The Governor of Qatar Central Bank, H E Sheikh Abdullah bin Saoud Al Thani
DOHA: Qatar hopes to soon enforce a law establishing a central agency that would regulate and monitor the activities of charitable bodies and donations made for charity.
The aim is to ensure that charitable funds are not routed to finance terrorism, the head of the banking regulator, Qatar Central Bank, announced while opening a workshop here yesterday.
QCB Governor, H E Sheikh Abdullah bin Saoud Al Thani, said that Qatar had taken a number of measures to combat the financing of terrorism, including requiring banks to freeze the assets of suspected terrorists and terror organisations that are on the UN 1267 Sanctions Committee’s Consolidated List.
In 2002, Qatar set up a national panel to review the UN Consolidated List and recommended action against suspected individuals and entities.

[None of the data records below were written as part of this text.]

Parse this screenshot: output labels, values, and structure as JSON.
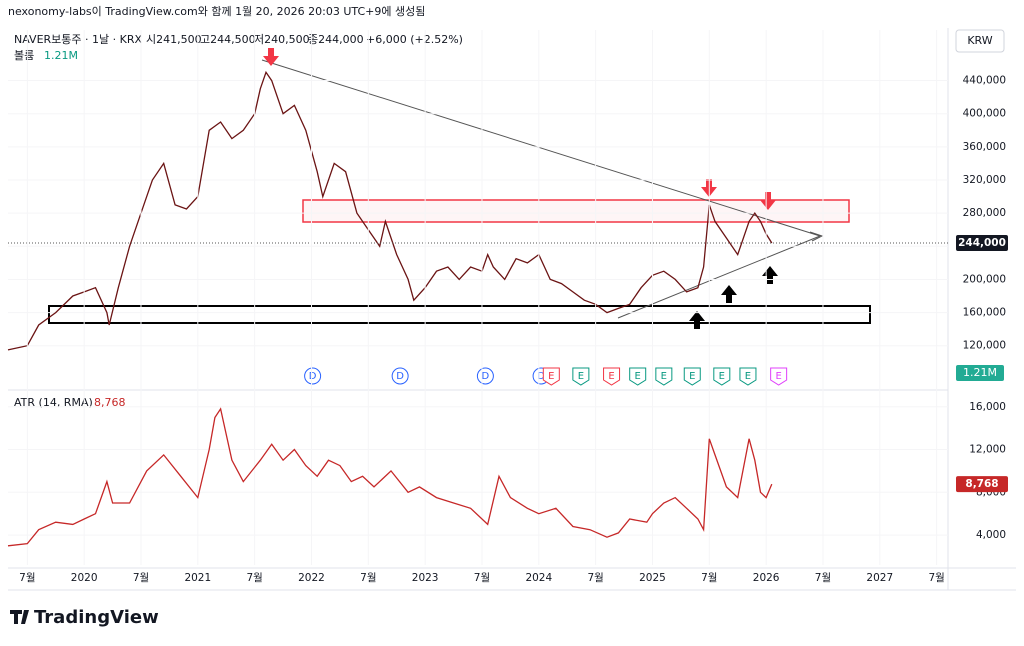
{
  "header": {
    "caption": "nexonomy-labs이 TradingView.com와 함께 1월 20, 2026 20:03 UTC+9에 생성됨",
    "symbol": "NAVER보통주 · 1날 · KRX",
    "open": "시241,500",
    "high": "고244,500",
    "low": "저240,500",
    "close": "종244,000",
    "change": "+6,000 (+2.52%)",
    "volume_label": "볼륨",
    "volume": "1.21M",
    "currency": "KRW",
    "logo": "TradingView"
  },
  "chart_data": [
    {
      "type": "line",
      "name": "price",
      "color": "#6b1414",
      "xlim": [
        2019.33,
        2027.6
      ],
      "ylim": [
        69000,
        501000
      ],
      "yticks": [
        {
          "value": 120000,
          "label": "120,000"
        },
        {
          "value": 160000,
          "label": "160,000"
        },
        {
          "value": 200000,
          "label": "200,000"
        },
        {
          "value": 240000,
          "label": "240,000"
        },
        {
          "value": 280000,
          "label": "280,000"
        },
        {
          "value": 320000,
          "label": "320,000"
        },
        {
          "value": 360000,
          "label": "360,000"
        },
        {
          "value": 400000,
          "label": "400,000"
        },
        {
          "value": 440000,
          "label": "440,000"
        }
      ],
      "last_value": {
        "value": 244000,
        "label": "244,000"
      },
      "x": [
        2019.33,
        2019.5,
        2019.6,
        2019.75,
        2019.9,
        2020.0,
        2020.1,
        2020.2,
        2020.22,
        2020.3,
        2020.4,
        2020.5,
        2020.6,
        2020.7,
        2020.8,
        2020.9,
        2021.0,
        2021.1,
        2021.2,
        2021.3,
        2021.4,
        2021.5,
        2021.55,
        2021.6,
        2021.65,
        2021.75,
        2021.85,
        2021.95,
        2022.05,
        2022.1,
        2022.2,
        2022.3,
        2022.4,
        2022.5,
        2022.6,
        2022.65,
        2022.75,
        2022.85,
        2022.9,
        2023.0,
        2023.1,
        2023.2,
        2023.3,
        2023.4,
        2023.5,
        2023.55,
        2023.6,
        2023.7,
        2023.8,
        2023.9,
        2024.0,
        2024.1,
        2024.2,
        2024.3,
        2024.4,
        2024.5,
        2024.6,
        2024.7,
        2024.8,
        2024.9,
        2025.0,
        2025.1,
        2025.2,
        2025.3,
        2025.4,
        2025.45,
        2025.5,
        2025.55,
        2025.65,
        2025.75,
        2025.85,
        2025.9,
        2025.95,
        2026.0,
        2026.05
      ],
      "values": [
        115000,
        120000,
        145000,
        160000,
        180000,
        185000,
        190000,
        160000,
        145000,
        190000,
        240000,
        280000,
        320000,
        340000,
        290000,
        285000,
        300000,
        380000,
        390000,
        370000,
        380000,
        400000,
        430000,
        450000,
        440000,
        400000,
        410000,
        380000,
        330000,
        300000,
        340000,
        330000,
        280000,
        260000,
        240000,
        270000,
        230000,
        200000,
        175000,
        190000,
        210000,
        215000,
        200000,
        215000,
        210000,
        230000,
        215000,
        200000,
        225000,
        220000,
        230000,
        200000,
        195000,
        185000,
        175000,
        170000,
        160000,
        165000,
        170000,
        190000,
        205000,
        210000,
        200000,
        185000,
        190000,
        215000,
        290000,
        270000,
        250000,
        230000,
        270000,
        280000,
        270000,
        255000,
        244000
      ],
      "events": [
        {
          "x": 2022.01,
          "label": "D",
          "color": "#2962ff"
        },
        {
          "x": 2022.78,
          "label": "D",
          "color": "#2962ff"
        },
        {
          "x": 2023.53,
          "label": "D",
          "color": "#2962ff"
        },
        {
          "x": 2024.02,
          "label": "D",
          "color": "#2962ff"
        },
        {
          "x": 2024.11,
          "label": "E",
          "color": "#f23645"
        },
        {
          "x": 2024.37,
          "label": "E",
          "color": "#089981"
        },
        {
          "x": 2024.64,
          "label": "E",
          "color": "#f23645"
        },
        {
          "x": 2024.87,
          "label": "E",
          "color": "#089981"
        },
        {
          "x": 2025.1,
          "label": "E",
          "color": "#089981"
        },
        {
          "x": 2025.35,
          "label": "E",
          "color": "#089981"
        },
        {
          "x": 2025.61,
          "label": "E",
          "color": "#089981"
        },
        {
          "x": 2025.84,
          "label": "E",
          "color": "#089981"
        },
        {
          "x": 2026.11,
          "label": "E",
          "color": "#e040fb"
        }
      ]
    },
    {
      "type": "line",
      "name": "atr",
      "title": "ATR (14, RMA)",
      "color": "#c62828",
      "xlim": [
        2019.33,
        2027.6
      ],
      "ylim": [
        1200,
        17100
      ],
      "yticks": [
        {
          "value": 4000,
          "label": "4,000"
        },
        {
          "value": 8000,
          "label": "8,000"
        },
        {
          "value": 12000,
          "label": "12,000"
        },
        {
          "value": 16000,
          "label": "16,000"
        }
      ],
      "last_value": {
        "value": 8768,
        "label": "8,768"
      },
      "xticks": [
        {
          "value": 2019.5,
          "label": "7월"
        },
        2020,
        {
          "value": 2020.5,
          "label": "7월"
        },
        2021,
        {
          "value": 2021.5,
          "label": "7월"
        },
        2022,
        {
          "value": 2022.5,
          "label": "7월"
        },
        2023,
        {
          "value": 2023.5,
          "label": "7월"
        },
        2024,
        {
          "value": 2024.5,
          "label": "7월"
        },
        2025,
        {
          "value": 2025.5,
          "label": "7월"
        },
        2026,
        {
          "value": 2026.5,
          "label": "7월"
        },
        2027,
        {
          "value": 2027.5,
          "label": "7월"
        }
      ],
      "x": [
        2019.33,
        2019.5,
        2019.6,
        2019.75,
        2019.9,
        2020.0,
        2020.1,
        2020.2,
        2020.25,
        2020.4,
        2020.55,
        2020.7,
        2020.85,
        2021.0,
        2021.1,
        2021.15,
        2021.2,
        2021.3,
        2021.4,
        2021.55,
        2021.65,
        2021.75,
        2021.85,
        2021.95,
        2022.05,
        2022.15,
        2022.25,
        2022.35,
        2022.45,
        2022.55,
        2022.7,
        2022.85,
        2022.95,
        2023.1,
        2023.25,
        2023.4,
        2023.55,
        2023.65,
        2023.75,
        2023.9,
        2024.0,
        2024.15,
        2024.3,
        2024.45,
        2024.6,
        2024.7,
        2024.8,
        2024.95,
        2025.0,
        2025.1,
        2025.2,
        2025.3,
        2025.4,
        2025.45,
        2025.5,
        2025.55,
        2025.65,
        2025.75,
        2025.85,
        2025.9,
        2025.95,
        2026.0,
        2026.05
      ],
      "values": [
        3000,
        3200,
        4500,
        5200,
        5000,
        5500,
        6000,
        9000,
        7000,
        7000,
        10000,
        11500,
        9500,
        7500,
        12000,
        15000,
        15800,
        11000,
        9000,
        11000,
        12500,
        11000,
        12000,
        10500,
        9500,
        11000,
        10500,
        9000,
        9500,
        8500,
        10000,
        8000,
        8500,
        7500,
        7000,
        6500,
        5000,
        9500,
        7500,
        6500,
        6000,
        6500,
        4800,
        4500,
        3800,
        4200,
        5500,
        5200,
        6000,
        7000,
        7500,
        6500,
        5500,
        4500,
        13000,
        11500,
        8500,
        7500,
        13000,
        11000,
        8000,
        7500,
        8768
      ]
    }
  ]
}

As a precaution, Qatar doesn’t allow people other than citizens, legal foreign residents and nationals of other GCC states to open a bank account here. All accounts must be opened in person.
The three-day regional workshop that kicked off yesterday is on preventing the use of non-profit organisations to finance terrorism.

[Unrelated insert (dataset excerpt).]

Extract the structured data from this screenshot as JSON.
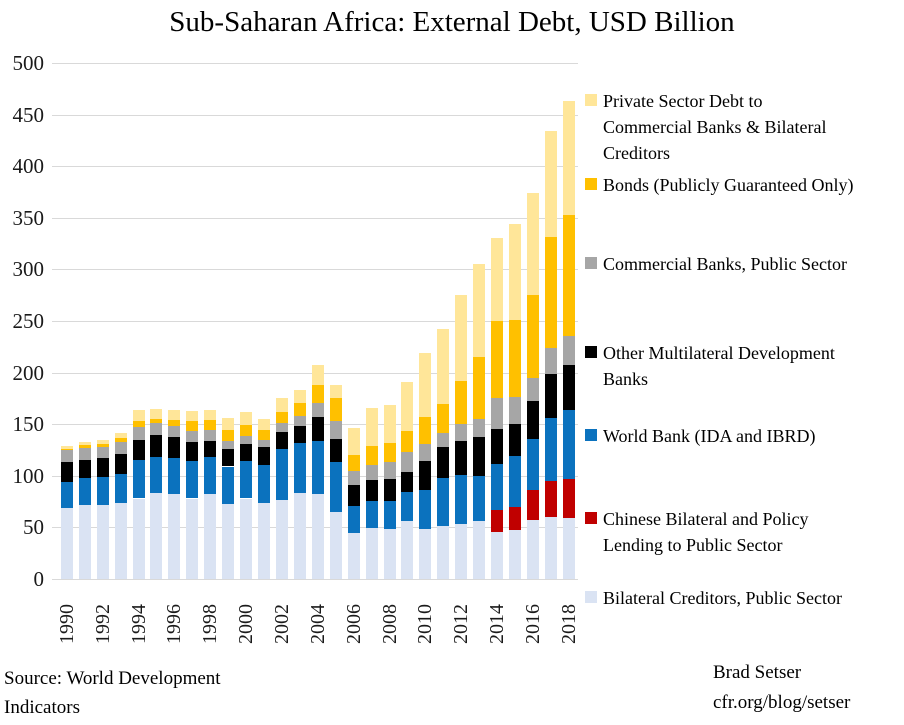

Addressing the workshop, Mike Smith, Executive Director of the UN Counterterrorism Committee, criticised Middle Eastern countries, saying most of them were not taking enough measures to prevent the use of non-profit bodies for financing terrorism.
Non-profit organisations are an important part of the economic wheel as a mind-boggling $2.3 trillion worth of funds are managed and circulated by them annually worldwide. If this sum is handed to a country, it would become the seventh largest economy in the world, said Smith.
These non-profit bodies employ 56 million people worldwide and need protection in order to thrive, since they play a very dynamic social role.
Speaking of the workshop, Smith said the initiative began in London in 2011, and the next meeting of expert groups on the issue (of preventing the use of non-profit bodies for financing terror) will be held in New York after two months.